The major problems of early and ultra-early surgery for aneurysm are high intra-cranial pressure, difficulty in exposure of aneurismal neck, and rupture of aneurysm followed by temporarily obstruction of the parent artery in operation. In our cases, although ventricular drainage, mannitol, hyperventilation were adopted in operation, 5 cases still had difficulty in exposure, and 4 cases had aneurysm rupture and obstruction of their parent artery, which are obviously higher than the patients with delayed surgery. Therefore, how to decrease intra-cranial pressure in early stage would be the key to a successful ultra-early aneurismal surgery. To avoid surgical trauma, some authors recently inclined to urgent embolization for treatment of poor-grade patients (within 24 - 72 hours), and the favorable outcome was 30 - 48% in aneurysms located in internal carotid circulation,13-15 accordance with surgical outcome.5,7 However, the low complete occlusion rate14 in urgent embolization retains the possibility of recanalization and rebleeding, and sometimes needs further clipping.15 Besides, in our cases, dead and dissatisfied outcome rate (50%) in patients with difficult exposure were not higher than other patients (60%), suggesting that difficult exposure and intra-operative rupture of aneurysm are not the most important factor of poor prognosis and could be relieved by some measures. Therefore, further study should be taken on the choice of embolization and surgery in the treatment of Hunt-Hess grade IV - V.

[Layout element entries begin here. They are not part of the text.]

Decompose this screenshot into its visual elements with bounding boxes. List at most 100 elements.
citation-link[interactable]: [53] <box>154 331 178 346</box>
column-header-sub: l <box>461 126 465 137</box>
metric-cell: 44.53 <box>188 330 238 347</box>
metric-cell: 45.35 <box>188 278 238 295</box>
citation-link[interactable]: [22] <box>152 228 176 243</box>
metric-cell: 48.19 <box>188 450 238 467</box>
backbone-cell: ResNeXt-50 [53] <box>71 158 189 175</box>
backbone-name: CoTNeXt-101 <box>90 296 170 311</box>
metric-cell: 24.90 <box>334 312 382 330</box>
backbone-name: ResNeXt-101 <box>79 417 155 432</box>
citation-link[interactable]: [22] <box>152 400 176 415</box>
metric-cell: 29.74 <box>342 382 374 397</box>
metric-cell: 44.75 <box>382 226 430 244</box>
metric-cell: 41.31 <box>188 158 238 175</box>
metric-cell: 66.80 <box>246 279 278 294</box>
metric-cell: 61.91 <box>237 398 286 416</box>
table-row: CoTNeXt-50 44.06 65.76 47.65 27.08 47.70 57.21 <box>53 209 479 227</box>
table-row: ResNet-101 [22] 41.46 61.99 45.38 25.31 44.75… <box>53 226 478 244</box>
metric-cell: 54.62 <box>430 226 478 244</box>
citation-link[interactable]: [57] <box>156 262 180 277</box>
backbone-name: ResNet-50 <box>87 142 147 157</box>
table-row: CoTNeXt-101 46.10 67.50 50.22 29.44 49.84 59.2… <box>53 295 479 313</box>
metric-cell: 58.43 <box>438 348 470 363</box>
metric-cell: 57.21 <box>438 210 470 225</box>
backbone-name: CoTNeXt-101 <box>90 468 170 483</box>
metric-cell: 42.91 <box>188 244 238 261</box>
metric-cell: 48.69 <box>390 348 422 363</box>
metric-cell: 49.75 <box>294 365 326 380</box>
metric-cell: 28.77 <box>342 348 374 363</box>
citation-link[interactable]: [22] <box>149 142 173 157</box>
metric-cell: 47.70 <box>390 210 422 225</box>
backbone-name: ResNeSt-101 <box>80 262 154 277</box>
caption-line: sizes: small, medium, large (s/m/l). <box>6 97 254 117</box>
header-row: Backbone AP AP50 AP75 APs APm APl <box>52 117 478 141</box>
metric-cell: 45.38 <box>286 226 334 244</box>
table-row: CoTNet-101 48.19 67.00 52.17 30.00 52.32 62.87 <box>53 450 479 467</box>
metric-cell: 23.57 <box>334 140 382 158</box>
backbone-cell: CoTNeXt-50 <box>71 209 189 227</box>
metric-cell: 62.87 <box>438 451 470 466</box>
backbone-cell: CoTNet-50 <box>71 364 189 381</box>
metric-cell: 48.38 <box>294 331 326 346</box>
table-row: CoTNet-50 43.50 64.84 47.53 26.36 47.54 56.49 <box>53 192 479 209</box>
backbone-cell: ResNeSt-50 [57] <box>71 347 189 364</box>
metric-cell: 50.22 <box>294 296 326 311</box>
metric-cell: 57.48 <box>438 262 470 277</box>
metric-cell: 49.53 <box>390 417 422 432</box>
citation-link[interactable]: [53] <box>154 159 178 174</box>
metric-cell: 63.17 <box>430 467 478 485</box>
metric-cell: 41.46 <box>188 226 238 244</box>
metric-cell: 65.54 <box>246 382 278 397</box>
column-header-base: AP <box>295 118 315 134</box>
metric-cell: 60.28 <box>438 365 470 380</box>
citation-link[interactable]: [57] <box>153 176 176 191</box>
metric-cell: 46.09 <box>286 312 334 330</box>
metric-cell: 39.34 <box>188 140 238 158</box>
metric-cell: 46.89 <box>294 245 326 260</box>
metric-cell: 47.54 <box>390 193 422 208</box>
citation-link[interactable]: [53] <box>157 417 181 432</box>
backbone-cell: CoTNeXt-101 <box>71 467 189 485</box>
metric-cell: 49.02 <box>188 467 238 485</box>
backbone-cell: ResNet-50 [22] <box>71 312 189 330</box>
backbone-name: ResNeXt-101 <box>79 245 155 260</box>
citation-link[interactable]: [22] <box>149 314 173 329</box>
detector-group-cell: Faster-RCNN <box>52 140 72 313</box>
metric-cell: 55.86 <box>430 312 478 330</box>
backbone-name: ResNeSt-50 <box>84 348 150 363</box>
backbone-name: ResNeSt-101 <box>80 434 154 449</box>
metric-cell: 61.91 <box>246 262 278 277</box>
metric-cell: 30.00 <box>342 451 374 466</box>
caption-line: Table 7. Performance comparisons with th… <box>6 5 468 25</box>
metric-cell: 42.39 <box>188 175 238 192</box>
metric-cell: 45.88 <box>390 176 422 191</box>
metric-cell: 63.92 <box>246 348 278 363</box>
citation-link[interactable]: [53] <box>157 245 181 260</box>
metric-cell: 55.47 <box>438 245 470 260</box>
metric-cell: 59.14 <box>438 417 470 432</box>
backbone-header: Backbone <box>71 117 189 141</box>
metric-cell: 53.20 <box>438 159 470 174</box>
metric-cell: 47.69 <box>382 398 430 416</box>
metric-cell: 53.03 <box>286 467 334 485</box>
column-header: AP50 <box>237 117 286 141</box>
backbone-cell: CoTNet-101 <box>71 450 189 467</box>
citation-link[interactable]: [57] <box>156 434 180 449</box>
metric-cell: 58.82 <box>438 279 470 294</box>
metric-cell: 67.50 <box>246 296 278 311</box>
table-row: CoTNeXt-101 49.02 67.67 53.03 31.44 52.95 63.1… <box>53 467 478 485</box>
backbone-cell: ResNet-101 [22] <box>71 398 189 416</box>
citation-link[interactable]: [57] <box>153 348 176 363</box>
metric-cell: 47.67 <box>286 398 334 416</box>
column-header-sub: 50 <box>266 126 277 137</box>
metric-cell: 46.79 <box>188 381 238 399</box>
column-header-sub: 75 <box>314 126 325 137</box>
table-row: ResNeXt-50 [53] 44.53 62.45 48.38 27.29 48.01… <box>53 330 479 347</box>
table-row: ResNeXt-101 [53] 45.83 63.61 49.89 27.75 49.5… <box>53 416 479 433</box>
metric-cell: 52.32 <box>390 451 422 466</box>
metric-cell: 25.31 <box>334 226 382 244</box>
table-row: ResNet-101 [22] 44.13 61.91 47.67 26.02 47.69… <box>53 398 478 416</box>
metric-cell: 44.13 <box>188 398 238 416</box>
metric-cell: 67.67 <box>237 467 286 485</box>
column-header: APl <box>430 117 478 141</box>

Early diagnosis and surgery for aneurismal subarachnoid hemorrhage have achieved favorable clinical outcome, however, few studies have been performed on ultra-early surgery for poor-grade SAH. Our study on the ultra-early operation of 9 cases with severe SAH showed favorable outcome, especially, the patients treated within 6 hours after SAH. Although no statistical analysis could be performed because of the limited number of patients, we believe that CTA should be performed for poor-grade aneurismal SAH as soon as possible to get accurate diagnosis, and ultra-early surgery should be considered to save the patients' life.
Footnotes
The authors have no financial conflicts of interest.